Markson fue editor de Dell Books en la década de 1950, pero el trabajo resultó menos que satisfactorio y se dispuso a escribir un libro propio. Escribió The Ballad of Dingus Magee, un western paródico y tres novelas policiacas con tramas de estilo negro, con bordes agudos y satíricos. Pero luego, como explicaría más tarde, “se puso a trabajar más en serio”. Ya había completado una maestría en literatura en la universidad de Columbia, donde escribió su tesis sobre la ficción de Malcolm Lowry, y la influencia de Lowry se puede sentir en las novelas que Markson escribió durante este período, especialmente en Going Down, con su ambientación y escenas mexicanas de confusión ebria.

Siempre hay una cualidad de rasposa intensidad en la prosa de Markson. Sus narradores tienden a incrustar sus emociones más fuertes en comentarios breves e irónicos. Pero cuando comenzó a escribir La amante de Wittgenstein, a principios de la década de 1980, comenzó a usar párrafos de una sola línea que casi parecían listas, creando un estilo aforístico que recordaba al de Wittgenstein. Y aunque en sus libros anteriores ubicaba el drama principal en las interacciones entre los personajes, en La amante de Wittgenstein cambió su enfoque para crear un retrato de un individuo aislado. El suspenso no es generado por la acción sino por el pensamiento. Las chispas vuelan cuando la conciencia del narrador es empujada al borde de la comprensión.

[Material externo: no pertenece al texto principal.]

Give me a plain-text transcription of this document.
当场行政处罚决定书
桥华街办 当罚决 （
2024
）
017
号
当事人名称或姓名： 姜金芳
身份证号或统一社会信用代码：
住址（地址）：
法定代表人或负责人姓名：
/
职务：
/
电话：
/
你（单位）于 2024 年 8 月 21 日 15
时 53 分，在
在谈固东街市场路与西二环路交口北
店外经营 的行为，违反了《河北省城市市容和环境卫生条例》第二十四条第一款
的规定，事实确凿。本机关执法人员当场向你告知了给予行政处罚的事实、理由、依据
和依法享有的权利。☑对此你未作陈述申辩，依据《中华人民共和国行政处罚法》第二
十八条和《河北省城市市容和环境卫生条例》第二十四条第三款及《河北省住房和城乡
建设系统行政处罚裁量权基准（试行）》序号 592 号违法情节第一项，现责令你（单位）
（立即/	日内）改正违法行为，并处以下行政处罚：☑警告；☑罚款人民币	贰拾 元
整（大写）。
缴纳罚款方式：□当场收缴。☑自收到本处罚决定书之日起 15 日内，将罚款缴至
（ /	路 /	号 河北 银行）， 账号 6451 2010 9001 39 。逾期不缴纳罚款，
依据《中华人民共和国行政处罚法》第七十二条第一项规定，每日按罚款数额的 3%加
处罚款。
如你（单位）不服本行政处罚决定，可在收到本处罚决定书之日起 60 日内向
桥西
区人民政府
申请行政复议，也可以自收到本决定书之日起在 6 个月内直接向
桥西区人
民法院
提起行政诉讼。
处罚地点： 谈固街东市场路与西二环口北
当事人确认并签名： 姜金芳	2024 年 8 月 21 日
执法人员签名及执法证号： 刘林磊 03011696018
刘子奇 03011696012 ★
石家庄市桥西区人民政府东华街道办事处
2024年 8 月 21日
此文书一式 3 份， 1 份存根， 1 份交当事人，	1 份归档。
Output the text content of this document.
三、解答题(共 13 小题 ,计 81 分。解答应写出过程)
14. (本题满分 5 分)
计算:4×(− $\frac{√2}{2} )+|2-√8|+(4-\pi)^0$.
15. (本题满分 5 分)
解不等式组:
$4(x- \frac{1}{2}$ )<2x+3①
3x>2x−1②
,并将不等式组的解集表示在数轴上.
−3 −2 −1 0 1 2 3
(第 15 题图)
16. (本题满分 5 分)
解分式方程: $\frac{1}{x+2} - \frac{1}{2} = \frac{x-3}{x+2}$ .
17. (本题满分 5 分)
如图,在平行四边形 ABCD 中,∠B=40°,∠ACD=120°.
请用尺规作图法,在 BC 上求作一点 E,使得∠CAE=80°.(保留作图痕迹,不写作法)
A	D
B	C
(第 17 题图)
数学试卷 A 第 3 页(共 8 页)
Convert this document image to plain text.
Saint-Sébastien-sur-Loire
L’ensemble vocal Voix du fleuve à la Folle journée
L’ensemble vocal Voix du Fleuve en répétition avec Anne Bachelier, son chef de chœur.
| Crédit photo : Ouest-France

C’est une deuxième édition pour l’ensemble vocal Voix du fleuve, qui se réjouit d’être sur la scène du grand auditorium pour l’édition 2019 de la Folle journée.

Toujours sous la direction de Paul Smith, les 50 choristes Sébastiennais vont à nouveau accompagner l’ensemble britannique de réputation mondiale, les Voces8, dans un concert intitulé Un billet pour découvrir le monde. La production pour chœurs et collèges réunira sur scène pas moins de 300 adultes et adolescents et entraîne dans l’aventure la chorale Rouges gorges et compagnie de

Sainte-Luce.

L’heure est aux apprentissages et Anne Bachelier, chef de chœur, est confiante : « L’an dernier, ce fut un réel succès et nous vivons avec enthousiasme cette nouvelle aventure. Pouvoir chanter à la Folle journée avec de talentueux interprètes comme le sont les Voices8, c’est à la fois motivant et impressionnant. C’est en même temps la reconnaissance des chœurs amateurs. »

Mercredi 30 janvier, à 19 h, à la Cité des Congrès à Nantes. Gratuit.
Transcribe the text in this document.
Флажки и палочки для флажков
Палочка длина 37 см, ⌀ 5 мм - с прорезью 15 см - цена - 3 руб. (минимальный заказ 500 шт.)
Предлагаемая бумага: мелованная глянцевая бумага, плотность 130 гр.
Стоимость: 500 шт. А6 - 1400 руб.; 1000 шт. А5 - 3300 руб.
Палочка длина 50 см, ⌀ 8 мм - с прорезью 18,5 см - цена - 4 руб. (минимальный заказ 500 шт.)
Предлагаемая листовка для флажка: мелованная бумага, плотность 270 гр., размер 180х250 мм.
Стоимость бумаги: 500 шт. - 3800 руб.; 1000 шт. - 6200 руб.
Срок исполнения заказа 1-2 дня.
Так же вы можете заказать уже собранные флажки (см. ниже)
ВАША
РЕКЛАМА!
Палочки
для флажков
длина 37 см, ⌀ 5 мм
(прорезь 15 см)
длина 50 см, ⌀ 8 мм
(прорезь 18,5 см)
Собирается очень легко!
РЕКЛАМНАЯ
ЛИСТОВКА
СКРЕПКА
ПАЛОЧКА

La amante de Wittgenstein, que finalmente fue publicada por la editorial Dalkey Archive en 1988, marcó un punto de inflexión en la carrera de Markson. En los cuatro libros que siguieron, La soledad del lector (1996), Esto no es una novela (2001), Punto de fuga (2004) y La última novela (2007), Markson perfeccionó un estilo que es aún más discordante y aparentemente aleatorio. La sintaxis convencional a menudo se invierte y, a veces, se omiten por completo partes de una oración. Al mismo tiempo, juega con abandonar totalmente ciertas premisas ficticias básicas. Sostiene que no le interesa la trama. Comunica su frustración con el artificio de los relatos. Hace comentarios autoconscientes sobre su papel como autor. Pero continúa enmarcando sus comentarios como ficción. Lo que pretende escribir, dice, es “una novela de referencia y alusión intelectual, por así decirlo, sin mucho de una novela”. La palabra clave aquí es novela. El narrador puede sentirse frustrado con los elementos convencionales de la ficción, pero sigue comprometido con la idea de ella.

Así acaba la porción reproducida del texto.